Wichtige Indikatoren für die weitere Entwicklung
Die zentrale Frage ist, ob es sich um eine vorübergehende Beruhigung oder eine tiefere strukturelle Neuausrichtung handelt. Ein anhaltender Anstieg der Futures-Renditen würde auf eine erneute Nachfrage nach Hebelwirkung hindeuten, während dauerhaft gedämpfte Renditen auf fortgesetzte Vorsicht oder eine effizientere Marktstruktur hindeuten würden – eine Struktur, in der Arbitrage die Lücken weitgehend geschlossen hat, die frühere Teilnehmer ausnutzten.
Open Interest, Finanzierungsdynamik und Basis-Spreads dienen als natürliche nachfolgende Indikatoren. Diese Kennzahlen helfen, zwischen vorübergehender Kompression – die sich schnell umkehren kann, wenn die Hebelwirkung zurückkehrt – und struktureller Normalisierung zu unterscheiden, bei der die Krypto-Renditeprämie in der Nähe traditioneller Benchmarks verankert bleibt. Das von der CFTC gemeldete Open Interest der CME Bitcoin-Futures bietet insbesondere einen Einblick, ob die institutionelle Positionierung sich zurück in Richtung der Anlageklasse dreht oder sich von ihr weg bewegt.

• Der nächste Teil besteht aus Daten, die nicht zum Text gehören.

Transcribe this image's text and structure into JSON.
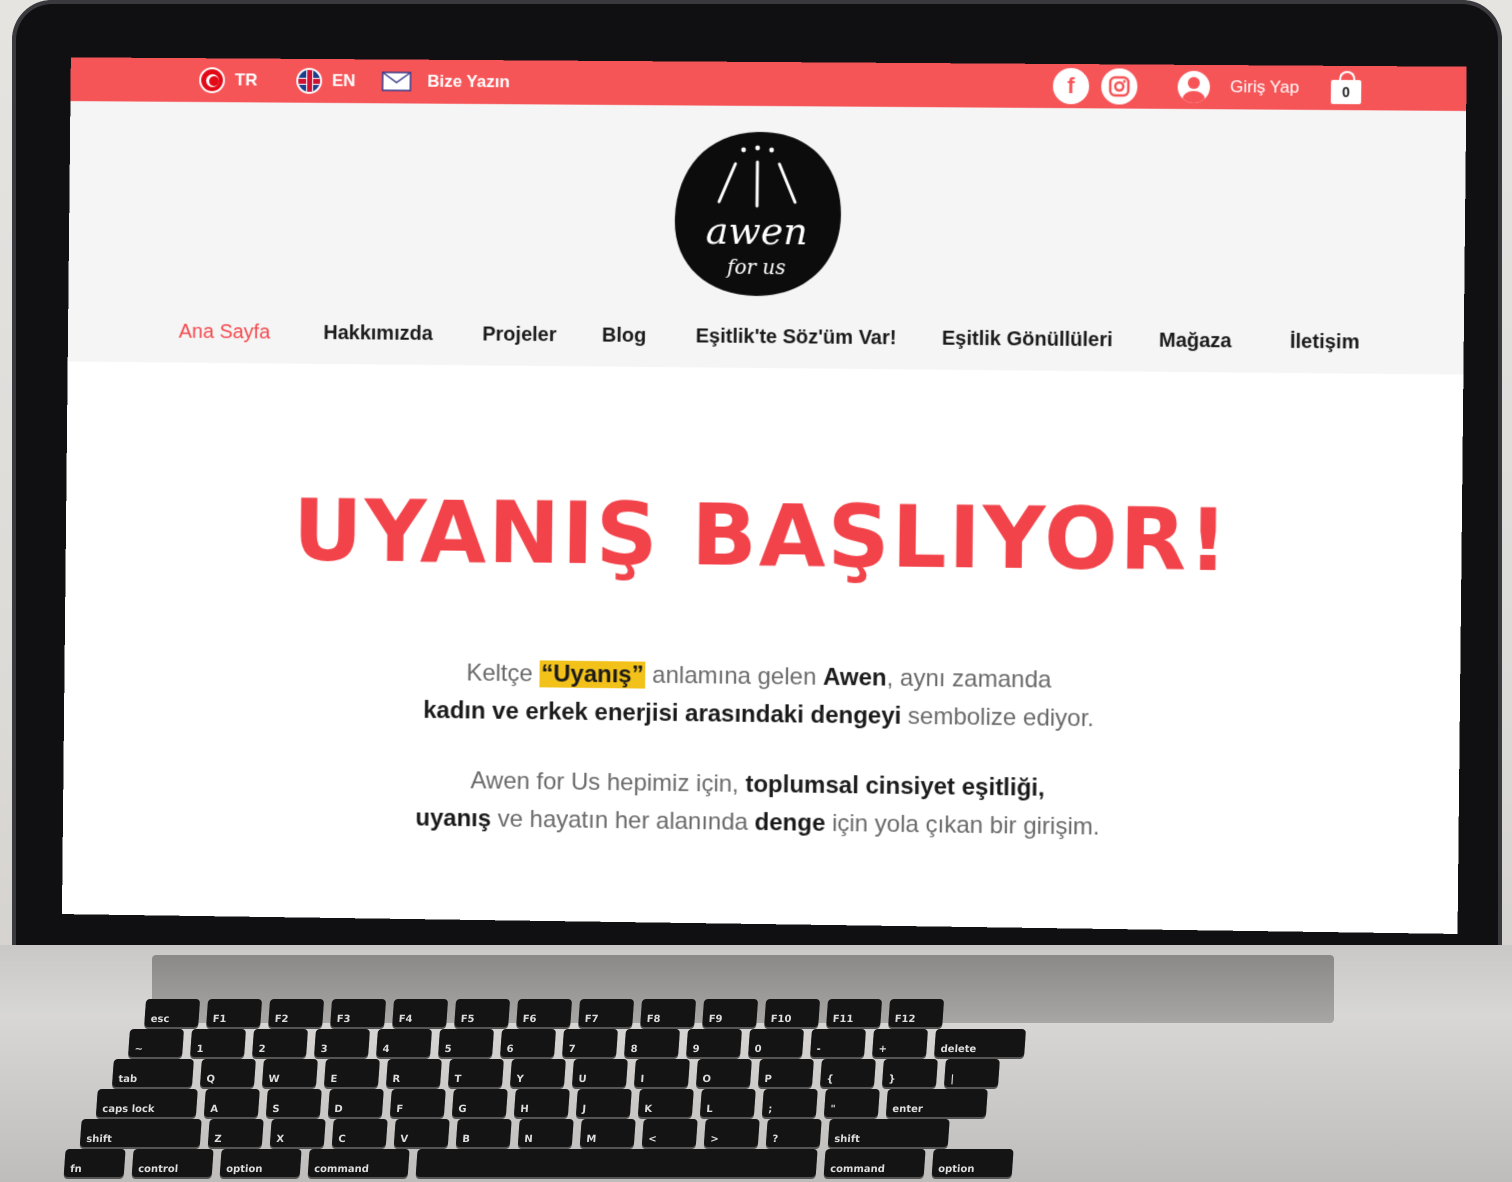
{
  "topbar": {
    "lang_tr": "TR",
    "lang_en": "EN",
    "contact": "Bize Yazın",
    "facebook_glyph": "f",
    "login": "Giriş Yap",
    "cart_count": "0"
  },
  "logo": {
    "line1": "awen",
    "line2": "for us"
  },
  "nav": {
    "items": [
      {
        "label": "Ana Sayfa"
      },
      {
        "label": "Hakkımızda"
      },
      {
        "label": "Projeler"
      },
      {
        "label": "Blog"
      },
      {
        "label": "Eşitlik'te Söz'üm Var!"
      },
      {
        "label": "Eşitlik Gönüllüleri"
      },
      {
        "label": "Mağaza"
      },
      {
        "label": "İletişim"
      }
    ]
  },
  "hero": {
    "title": "UYANIŞ BAŞLIYOR!",
    "p1_a": "Keltçe ",
    "p1_hl": "“Uyanış”",
    "p1_b": " anlamına gelen ",
    "p1_awen": "Awen",
    "p1_c": ", aynı zamanda",
    "p1_d": "kadın ve erkek enerjisi arasındaki dengeyi",
    "p1_e": " sembolize ediyor.",
    "p2_a": "Awen for Us hepimiz için, ",
    "p2_b": "toplumsal cinsiyet eşitliği,",
    "p2_c": "uyanış",
    "p2_d": " ve hayatın her alanında ",
    "p2_e": "denge",
    "p2_f": " için yola çıkan bir girişim."
  },
  "keyboard": {
    "row1": [
      "esc",
      "F1",
      "F2",
      "F3",
      "F4",
      "F5",
      "F6",
      "F7",
      "F8",
      "F9",
      "F10",
      "F11",
      "F12"
    ],
    "row2": [
      "~",
      "1",
      "2",
      "3",
      "4",
      "5",
      "6",
      "7",
      "8",
      "9",
      "0",
      "-",
      "+",
      "delete"
    ],
    "row3": [
      "tab",
      "Q",
      "W",
      "E",
      "R",
      "T",
      "Y",
      "U",
      "I",
      "O",
      "P",
      "{",
      "}",
      "|"
    ],
    "row4": [
      "caps lock",
      "A",
      "S",
      "D",
      "F",
      "G",
      "H",
      "J",
      "K",
      "L",
      ";",
      "\"",
      "enter"
    ],
    "row5": [
      "shift",
      "Z",
      "X",
      "C",
      "V",
      "B",
      "N",
      "M",
      "<",
      ">",
      "?",
      "shift"
    ],
    "row6": [
      "fn",
      "control",
      "option",
      "command",
      "",
      "command",
      "option"
    ]
  },
  "colors": {
    "brand_red": "#f65558",
    "title_red": "#f2434a",
    "highlight": "#f3c21a"
  }
}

Der breitere geldpolitische Hintergrund bleibt hochrelevant, da die Krypto-Positionierung den Zinserwartungen nach Verschiebungen bei den Wahrscheinlichkeiten für Zinssenkungen der Federal Reserve eng gefolgt ist. Wenn die Treasury-Renditen hoch bleiben, bleibt auch die Schwelle, ab der Bitcoin-Basis-Trades wieder attraktiv werden, entsprechend hoch.